Alors qu’on craignait l’hécatombe en mars et en avril dernier pour l’industrie de la pêche sportive, voilà que la saison 2020 sur l’aire faunique communautaire du lac Saint-Jean dépasse largement les attentes en termes de revenus et de vente de droits d’accès.

Au moment d’écrire ces lignes, la Corporation de LACtivité Pêche Lac-Saint-Jean (CLAP) affirmait avoir vendu 12 000 autorisations de pêche, non loin derrière la moyenne des cinq dernières années, qui se situe à 14 000.

Au niveau des revenus, ceux-ci ont atteint les 452 000 $, battant ainsi le record des cinq dernières années, qui était de 449 000 $ en 2019. La saison se terminant le 13 septembre, les chiffres pourraient continuer d’augmenter.

Passes annuelles populaires

« C’est tellement bizarre comme saison. On avait fait des scénarios catastrophes, on s’était monté une cellule de crise en mars et avril. On avait même prévu des scénarios de restriction budgétaire parce qu’on se demandait si on allait passer l’année. C’était à ce point-là », se surprend Marc Archer, directeur général de la CLAP.
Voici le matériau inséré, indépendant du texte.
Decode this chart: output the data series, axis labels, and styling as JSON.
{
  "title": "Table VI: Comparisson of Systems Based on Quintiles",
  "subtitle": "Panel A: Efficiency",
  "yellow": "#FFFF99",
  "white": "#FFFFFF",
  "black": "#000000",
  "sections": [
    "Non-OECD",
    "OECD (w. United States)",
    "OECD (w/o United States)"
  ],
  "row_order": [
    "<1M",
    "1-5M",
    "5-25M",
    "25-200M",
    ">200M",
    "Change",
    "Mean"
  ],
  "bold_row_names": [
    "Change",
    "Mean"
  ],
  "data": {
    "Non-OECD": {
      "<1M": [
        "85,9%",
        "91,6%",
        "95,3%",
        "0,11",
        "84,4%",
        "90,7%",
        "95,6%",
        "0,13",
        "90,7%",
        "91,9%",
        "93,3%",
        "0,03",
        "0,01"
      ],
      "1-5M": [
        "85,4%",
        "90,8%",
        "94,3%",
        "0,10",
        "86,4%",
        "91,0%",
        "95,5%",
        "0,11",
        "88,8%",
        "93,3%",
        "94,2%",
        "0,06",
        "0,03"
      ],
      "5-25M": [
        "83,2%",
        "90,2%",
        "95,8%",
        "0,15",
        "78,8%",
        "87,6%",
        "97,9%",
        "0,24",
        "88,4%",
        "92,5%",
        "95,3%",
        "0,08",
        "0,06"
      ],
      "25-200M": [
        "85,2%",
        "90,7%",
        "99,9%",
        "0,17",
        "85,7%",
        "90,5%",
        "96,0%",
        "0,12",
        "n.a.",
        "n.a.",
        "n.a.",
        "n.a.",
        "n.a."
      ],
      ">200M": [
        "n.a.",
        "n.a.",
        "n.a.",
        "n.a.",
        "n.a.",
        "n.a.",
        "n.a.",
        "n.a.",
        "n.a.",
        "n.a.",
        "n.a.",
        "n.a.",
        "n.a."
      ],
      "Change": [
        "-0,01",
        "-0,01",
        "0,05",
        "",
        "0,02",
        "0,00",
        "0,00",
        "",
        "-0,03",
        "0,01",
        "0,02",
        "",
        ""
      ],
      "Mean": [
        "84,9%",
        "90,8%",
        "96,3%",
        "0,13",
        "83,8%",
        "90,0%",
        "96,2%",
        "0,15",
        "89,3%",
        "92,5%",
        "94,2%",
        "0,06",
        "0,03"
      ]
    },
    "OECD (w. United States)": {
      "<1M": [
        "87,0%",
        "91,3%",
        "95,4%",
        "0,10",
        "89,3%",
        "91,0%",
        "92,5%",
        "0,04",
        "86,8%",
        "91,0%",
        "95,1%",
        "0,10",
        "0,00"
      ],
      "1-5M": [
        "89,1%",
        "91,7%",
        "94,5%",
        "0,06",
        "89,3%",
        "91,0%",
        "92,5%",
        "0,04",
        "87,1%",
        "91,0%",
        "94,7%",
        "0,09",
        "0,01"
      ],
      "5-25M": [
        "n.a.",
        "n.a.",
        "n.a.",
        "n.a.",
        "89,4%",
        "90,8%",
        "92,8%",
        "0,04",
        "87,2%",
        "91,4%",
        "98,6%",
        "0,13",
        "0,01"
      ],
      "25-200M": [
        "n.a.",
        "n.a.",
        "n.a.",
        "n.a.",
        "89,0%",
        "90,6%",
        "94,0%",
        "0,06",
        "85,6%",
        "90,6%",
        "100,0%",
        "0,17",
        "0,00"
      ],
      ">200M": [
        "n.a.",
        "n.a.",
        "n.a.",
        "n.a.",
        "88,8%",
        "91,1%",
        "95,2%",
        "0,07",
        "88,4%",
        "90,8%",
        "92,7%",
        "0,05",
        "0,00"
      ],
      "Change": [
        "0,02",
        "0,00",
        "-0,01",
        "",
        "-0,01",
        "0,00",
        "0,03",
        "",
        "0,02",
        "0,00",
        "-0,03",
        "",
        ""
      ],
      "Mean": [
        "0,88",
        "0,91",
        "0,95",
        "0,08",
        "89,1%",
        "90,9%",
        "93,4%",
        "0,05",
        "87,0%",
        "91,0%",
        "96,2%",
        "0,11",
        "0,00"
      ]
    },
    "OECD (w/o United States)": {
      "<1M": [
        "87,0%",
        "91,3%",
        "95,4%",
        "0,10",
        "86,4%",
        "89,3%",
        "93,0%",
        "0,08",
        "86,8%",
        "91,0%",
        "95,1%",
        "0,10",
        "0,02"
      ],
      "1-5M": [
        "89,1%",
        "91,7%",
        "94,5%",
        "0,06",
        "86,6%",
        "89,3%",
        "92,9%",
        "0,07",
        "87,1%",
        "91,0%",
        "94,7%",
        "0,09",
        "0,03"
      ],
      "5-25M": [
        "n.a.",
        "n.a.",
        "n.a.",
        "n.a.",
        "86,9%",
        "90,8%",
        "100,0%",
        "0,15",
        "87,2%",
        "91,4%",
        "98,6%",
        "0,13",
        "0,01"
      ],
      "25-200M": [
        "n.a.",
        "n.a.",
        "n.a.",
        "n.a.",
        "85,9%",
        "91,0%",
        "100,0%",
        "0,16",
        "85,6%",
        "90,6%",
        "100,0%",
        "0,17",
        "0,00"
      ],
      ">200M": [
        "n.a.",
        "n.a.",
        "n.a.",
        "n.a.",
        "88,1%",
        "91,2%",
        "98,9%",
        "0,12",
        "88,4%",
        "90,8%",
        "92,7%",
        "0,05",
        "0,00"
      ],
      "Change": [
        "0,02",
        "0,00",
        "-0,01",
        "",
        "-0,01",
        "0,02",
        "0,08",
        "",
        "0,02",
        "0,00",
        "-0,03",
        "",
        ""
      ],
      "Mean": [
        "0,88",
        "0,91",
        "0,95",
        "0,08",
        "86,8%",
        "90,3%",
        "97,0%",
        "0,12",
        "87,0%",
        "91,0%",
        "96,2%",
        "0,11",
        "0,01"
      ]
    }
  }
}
Même si les activités en plein air gagnent en popularité en raison de la COVID-19, une autre des explications est que la plupart des gens ont acheté en ligne leurs droits d’accès annuels.

« Les imprimeries n’étaient pas ouvertes. On n’a pas pu faire imprimer des droits d’accès papier. C’était de l’achat exclusivement en ligne sur notre site internet et, toute proportion gardée, les gens ont surtout acheté des droits d’accès annuels, plutôt que journalier », ajoute-t-il.

Ajustements

Toutefois, la CLAP a dû procéder à des ajustements, ce qui n’a visiblement pas empêché les amateurs de pêche de s’adonner à cette activité afin de capturer de belles prises, telles que la ouananiche et le doré jaune.

En effet, la pêche à la mouche pour la ouananiche dans la haute Ashuapmushuan et la Métabetchouane a dû être annulée. « Les modalités d’encadrement sont particulières. On ne pouvait pas se permettre d’exposer notre personnel, c’était trop risqué. C’était difficile de respecter le 2 mètres », explique-t-il.

En ce qui a trait à une potentielle deuxième vague de coronavirus, Marc Archer ne s’inquiète pas puisque la saison prendra fin le 13 septembre.